Three years after the U.S. Supreme Court substantially weakened legal protections for religious activity, Congress has enacted new legislation that will in effect override the Court’s decision and restore strict judicial protections for the free exercise of religion. After a lengthy and tumultuous legislative process, Congress last month finally approved the Religious Freedom Restoration Act (RFRA). President Clinton signed the act into law in November.

Commenting on the decline in respect for religious ideas in America, Clinton said at the signing, “Let us respect one another’s faiths, fight to the death to preserve the right of every American to practice whatever convictions he or she has, but bring our values back to the table of American discourse to heal our troubled land.”

A theologically and politically diverse coalition of 68 organizations pushed hard on behalf of RFRA and hailed its passage as a major victory for all religious groups.

“The Religious Freedom Restoration Act is the most significant piece of civil-rights legislation dealing with our religious liberty in our generation,” said J. Brent Walker, general counsel for the Baptist Joint Committee and a leading member of the coalition.

The protracted battle began in 1990 with the Supreme Court’s controversial ruling in Oregon Employment Division v. Smith.

Shortly after the decision, outraged religious groups helped draft RFRA, which was first introduced in Congress during the fall of 1990. The act says that government must show a concern of the strongest legal weight, or “compelling interest,” before interfering with religious activities. And if religion must be burdened through government action, the law calls for the “least restrictive means” in doing so.

But from the beginning, what looked like a straightforward bill was dogged with controversy. Until March of this year, the U.S. Catholic Conference and the National Right to Life Committee opposed the bill, fearing it could create a new “loophole” to advance abortion rights (CT, June 24, 1991, p. 52).
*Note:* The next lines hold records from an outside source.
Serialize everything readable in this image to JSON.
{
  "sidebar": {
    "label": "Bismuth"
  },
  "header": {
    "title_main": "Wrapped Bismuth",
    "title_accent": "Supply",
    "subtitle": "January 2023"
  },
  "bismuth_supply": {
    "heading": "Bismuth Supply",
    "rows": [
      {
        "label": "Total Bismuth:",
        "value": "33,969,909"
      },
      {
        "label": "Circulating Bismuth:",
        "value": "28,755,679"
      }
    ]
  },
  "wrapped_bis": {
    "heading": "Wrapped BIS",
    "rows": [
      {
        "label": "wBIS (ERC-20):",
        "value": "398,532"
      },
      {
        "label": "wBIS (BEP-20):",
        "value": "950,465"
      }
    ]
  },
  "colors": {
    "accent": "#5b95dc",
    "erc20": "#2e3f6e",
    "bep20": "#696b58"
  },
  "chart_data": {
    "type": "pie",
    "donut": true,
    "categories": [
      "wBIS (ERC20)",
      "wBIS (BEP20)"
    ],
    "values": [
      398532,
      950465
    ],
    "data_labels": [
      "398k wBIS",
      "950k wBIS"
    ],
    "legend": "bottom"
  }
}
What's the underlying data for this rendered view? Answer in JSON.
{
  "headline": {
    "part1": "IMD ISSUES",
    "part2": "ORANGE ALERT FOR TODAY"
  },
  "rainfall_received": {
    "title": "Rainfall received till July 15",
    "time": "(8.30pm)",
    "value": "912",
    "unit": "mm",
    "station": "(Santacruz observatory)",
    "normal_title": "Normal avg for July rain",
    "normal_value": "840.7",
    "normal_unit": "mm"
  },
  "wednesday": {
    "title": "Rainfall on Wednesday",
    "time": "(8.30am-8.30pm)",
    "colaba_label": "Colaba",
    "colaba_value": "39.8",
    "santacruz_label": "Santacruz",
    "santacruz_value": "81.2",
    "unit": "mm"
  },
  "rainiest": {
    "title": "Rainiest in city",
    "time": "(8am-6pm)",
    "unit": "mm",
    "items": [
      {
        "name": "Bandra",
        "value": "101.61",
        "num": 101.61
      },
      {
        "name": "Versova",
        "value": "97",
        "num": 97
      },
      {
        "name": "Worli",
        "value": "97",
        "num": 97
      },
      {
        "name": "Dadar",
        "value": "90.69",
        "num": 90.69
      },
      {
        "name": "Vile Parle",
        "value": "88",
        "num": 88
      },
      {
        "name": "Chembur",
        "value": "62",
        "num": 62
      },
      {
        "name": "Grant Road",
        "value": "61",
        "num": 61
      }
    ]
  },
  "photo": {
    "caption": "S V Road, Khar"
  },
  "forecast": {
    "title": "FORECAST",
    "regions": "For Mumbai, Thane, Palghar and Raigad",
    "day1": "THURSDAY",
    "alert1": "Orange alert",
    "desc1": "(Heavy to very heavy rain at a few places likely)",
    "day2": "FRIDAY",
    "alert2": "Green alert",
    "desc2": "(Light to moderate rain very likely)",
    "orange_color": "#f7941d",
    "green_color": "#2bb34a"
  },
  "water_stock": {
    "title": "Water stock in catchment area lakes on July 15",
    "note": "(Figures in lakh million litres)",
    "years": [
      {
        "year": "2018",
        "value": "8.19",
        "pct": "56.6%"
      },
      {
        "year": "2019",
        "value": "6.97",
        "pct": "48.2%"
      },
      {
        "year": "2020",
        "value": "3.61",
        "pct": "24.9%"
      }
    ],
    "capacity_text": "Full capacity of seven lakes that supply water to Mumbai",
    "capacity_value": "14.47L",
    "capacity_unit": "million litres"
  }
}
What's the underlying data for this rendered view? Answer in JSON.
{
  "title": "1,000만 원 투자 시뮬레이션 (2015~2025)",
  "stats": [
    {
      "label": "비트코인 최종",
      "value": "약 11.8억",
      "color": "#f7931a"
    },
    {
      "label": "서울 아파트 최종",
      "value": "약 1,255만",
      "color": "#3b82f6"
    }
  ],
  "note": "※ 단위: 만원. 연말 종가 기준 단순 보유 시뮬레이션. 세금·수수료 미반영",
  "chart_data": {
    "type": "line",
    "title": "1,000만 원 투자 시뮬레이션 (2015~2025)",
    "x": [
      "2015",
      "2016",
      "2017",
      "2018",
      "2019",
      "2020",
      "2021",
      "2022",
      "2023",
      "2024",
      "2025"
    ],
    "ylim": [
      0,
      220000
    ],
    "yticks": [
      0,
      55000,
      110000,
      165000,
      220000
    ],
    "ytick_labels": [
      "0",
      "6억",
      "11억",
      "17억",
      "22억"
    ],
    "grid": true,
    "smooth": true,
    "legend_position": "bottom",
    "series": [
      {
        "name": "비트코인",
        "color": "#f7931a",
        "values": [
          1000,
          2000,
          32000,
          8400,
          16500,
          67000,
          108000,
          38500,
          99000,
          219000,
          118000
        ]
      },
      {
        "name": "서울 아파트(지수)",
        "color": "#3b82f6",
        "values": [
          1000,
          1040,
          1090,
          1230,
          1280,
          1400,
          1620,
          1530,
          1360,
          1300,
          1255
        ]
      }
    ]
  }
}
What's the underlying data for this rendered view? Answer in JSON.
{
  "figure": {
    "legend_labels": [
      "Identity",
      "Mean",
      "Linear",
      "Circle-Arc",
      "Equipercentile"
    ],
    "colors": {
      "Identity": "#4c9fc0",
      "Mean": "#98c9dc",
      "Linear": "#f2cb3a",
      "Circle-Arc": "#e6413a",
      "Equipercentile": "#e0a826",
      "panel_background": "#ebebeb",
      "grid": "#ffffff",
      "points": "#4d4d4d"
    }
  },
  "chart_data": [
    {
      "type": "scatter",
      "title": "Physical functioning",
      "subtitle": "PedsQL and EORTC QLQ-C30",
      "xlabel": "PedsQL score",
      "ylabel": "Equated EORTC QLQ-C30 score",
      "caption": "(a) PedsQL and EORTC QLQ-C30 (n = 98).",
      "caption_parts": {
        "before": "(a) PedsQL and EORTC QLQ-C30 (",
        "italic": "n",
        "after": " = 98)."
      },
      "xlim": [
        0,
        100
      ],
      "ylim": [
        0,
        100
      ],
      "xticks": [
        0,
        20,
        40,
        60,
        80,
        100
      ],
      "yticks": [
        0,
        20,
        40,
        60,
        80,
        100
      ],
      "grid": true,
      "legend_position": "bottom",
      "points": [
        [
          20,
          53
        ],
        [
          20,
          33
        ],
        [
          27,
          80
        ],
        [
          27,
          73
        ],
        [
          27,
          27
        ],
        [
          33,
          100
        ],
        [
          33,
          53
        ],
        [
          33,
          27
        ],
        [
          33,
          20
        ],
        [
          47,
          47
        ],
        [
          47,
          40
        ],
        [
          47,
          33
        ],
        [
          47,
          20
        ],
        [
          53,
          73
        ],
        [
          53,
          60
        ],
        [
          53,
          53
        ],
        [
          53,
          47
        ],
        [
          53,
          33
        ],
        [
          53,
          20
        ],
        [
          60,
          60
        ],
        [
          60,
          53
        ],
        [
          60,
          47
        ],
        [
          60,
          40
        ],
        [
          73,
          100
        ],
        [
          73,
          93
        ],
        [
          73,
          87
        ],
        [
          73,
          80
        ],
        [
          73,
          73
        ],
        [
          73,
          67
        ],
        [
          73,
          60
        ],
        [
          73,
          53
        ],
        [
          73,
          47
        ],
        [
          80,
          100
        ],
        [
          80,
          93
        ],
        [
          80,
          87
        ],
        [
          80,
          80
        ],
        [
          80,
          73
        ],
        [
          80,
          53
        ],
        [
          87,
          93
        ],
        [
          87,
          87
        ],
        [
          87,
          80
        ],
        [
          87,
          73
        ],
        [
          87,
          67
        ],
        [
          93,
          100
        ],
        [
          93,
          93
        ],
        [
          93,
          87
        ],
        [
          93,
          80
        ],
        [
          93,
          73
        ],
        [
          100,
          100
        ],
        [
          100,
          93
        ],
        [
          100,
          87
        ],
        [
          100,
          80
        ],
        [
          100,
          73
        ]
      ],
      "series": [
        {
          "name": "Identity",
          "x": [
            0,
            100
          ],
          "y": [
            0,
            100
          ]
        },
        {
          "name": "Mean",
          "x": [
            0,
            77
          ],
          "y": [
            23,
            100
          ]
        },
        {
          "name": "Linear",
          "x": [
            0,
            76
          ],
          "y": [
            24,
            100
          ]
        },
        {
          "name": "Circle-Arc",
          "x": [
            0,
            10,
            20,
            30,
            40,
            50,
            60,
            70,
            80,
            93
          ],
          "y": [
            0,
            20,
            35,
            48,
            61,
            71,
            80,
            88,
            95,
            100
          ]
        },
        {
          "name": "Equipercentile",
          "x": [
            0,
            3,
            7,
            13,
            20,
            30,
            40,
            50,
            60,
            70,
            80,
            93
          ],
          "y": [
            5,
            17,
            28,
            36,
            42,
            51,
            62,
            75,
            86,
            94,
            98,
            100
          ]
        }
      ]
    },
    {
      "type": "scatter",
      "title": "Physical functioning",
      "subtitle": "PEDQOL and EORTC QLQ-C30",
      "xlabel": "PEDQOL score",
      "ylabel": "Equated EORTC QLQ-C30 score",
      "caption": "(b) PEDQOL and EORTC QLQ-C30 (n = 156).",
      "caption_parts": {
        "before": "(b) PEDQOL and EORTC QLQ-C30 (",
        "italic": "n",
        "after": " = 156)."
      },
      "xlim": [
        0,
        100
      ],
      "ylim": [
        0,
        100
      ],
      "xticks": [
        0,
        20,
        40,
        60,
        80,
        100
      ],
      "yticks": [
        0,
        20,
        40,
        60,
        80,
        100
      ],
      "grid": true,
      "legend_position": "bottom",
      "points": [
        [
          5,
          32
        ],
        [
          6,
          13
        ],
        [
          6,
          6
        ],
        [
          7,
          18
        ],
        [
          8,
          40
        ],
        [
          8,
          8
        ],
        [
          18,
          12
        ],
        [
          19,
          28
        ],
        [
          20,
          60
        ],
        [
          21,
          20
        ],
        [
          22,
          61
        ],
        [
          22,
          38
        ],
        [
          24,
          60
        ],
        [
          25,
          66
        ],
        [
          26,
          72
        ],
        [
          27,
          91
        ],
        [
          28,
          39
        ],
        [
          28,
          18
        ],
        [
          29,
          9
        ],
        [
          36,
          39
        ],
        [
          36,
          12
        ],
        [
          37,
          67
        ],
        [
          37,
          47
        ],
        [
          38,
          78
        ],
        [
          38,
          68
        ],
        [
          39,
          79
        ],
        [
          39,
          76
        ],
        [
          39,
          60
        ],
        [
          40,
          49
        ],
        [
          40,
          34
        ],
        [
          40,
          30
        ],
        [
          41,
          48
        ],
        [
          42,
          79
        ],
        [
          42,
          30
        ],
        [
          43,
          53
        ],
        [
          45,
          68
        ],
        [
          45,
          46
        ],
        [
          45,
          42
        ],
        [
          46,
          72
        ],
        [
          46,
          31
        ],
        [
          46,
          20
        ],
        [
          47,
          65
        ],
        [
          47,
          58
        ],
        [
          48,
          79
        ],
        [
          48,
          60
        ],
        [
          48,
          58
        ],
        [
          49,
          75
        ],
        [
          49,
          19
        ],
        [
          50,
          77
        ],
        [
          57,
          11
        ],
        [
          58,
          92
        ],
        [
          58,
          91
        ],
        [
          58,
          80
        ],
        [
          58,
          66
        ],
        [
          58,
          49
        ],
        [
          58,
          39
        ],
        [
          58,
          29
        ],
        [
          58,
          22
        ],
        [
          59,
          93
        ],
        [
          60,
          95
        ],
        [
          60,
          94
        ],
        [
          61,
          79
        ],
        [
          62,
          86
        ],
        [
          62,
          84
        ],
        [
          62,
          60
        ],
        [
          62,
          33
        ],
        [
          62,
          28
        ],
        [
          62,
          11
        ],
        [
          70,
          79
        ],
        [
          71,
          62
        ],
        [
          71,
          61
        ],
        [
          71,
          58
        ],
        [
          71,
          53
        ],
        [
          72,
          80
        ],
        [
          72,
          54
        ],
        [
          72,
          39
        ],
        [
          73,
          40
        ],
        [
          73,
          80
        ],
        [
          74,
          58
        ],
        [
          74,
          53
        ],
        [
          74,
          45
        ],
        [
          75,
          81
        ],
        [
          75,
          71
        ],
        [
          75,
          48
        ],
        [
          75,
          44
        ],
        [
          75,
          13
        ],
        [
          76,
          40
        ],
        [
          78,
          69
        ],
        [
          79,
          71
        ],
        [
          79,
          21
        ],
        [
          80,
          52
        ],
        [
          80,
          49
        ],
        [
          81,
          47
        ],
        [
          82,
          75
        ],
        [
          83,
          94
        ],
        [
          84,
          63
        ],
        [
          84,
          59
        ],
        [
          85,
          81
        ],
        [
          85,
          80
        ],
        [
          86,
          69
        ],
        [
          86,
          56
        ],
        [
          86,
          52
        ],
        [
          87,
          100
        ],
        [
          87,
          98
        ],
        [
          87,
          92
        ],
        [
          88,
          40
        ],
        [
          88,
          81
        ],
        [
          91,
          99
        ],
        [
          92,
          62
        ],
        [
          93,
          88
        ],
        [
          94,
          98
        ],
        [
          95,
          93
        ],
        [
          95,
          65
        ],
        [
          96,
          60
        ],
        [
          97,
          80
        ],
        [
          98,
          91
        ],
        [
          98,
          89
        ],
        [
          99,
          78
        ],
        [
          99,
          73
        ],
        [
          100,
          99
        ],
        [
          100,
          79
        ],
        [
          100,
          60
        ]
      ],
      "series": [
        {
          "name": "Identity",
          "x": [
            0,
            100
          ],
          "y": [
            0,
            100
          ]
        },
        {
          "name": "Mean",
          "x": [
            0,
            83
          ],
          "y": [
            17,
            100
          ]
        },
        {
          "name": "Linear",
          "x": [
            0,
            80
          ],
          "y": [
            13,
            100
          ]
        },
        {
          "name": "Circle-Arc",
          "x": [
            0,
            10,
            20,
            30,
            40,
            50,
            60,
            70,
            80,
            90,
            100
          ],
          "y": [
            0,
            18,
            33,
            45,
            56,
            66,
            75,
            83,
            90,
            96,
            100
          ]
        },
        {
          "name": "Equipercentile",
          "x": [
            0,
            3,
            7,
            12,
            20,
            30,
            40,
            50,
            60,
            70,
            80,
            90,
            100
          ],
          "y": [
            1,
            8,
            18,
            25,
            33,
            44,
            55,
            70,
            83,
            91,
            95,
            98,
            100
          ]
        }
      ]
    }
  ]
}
The bill became mired again last summer when several state attorneys general raised concerns that the act would provoke a flood of frivolous lawsuits from prisoners trying to claim absurd privileges in the name of religion (CT, Oct. 4, 1993, p. 51). Late in October the Senate defeated an amendment that would have exempted prisons, and RFRA went through final passage in both chambers of Congress.

Legal experts say the new law will be a significant boost to religious groups, which have taken a pounding in the courts since the Smith decision.

According to the Christian Legal Society’s Center for Law and Religious Freedom, in the wake of Smith, more than 65 “alarming” judicial decisions went against the free exercise of religion, including a Jewish mother who was forced to allow an autopsy on her son against her faith’s prohibitions, a church that was forbidden to alter its sanctuary due to a landmark law, and a psychiatrist whose license was revoked because she integrated Christian theology into her practice. “The parent who objects to a humanistic school curriculum, the pro-life nurse who doesn’t want to participate in an abortion,, the inmate who wants to attend chapel in prison, these are [RFRA’s] winners,” said center director Steve McFarland.

Walker said RFRA will “tilt the playing field” back in the direction of free exercise of religion. “That’s not to say that we’re going to win every case under this standard,” he said.

Still, cautioned Barry Lynn of Americans United for the Separation of Church and State, Americans should not be “complacent” about religious rights. “Even under the standard we are now enacting back into federal law, the courts were often less than diligent in protecting the free exercise of religious minorities,” he said. “Members of unpopular or unorthodox faiths will still have a major fight on their hands to ensure their freedoms.”

By Kim A. Lawton in Washington, D.C.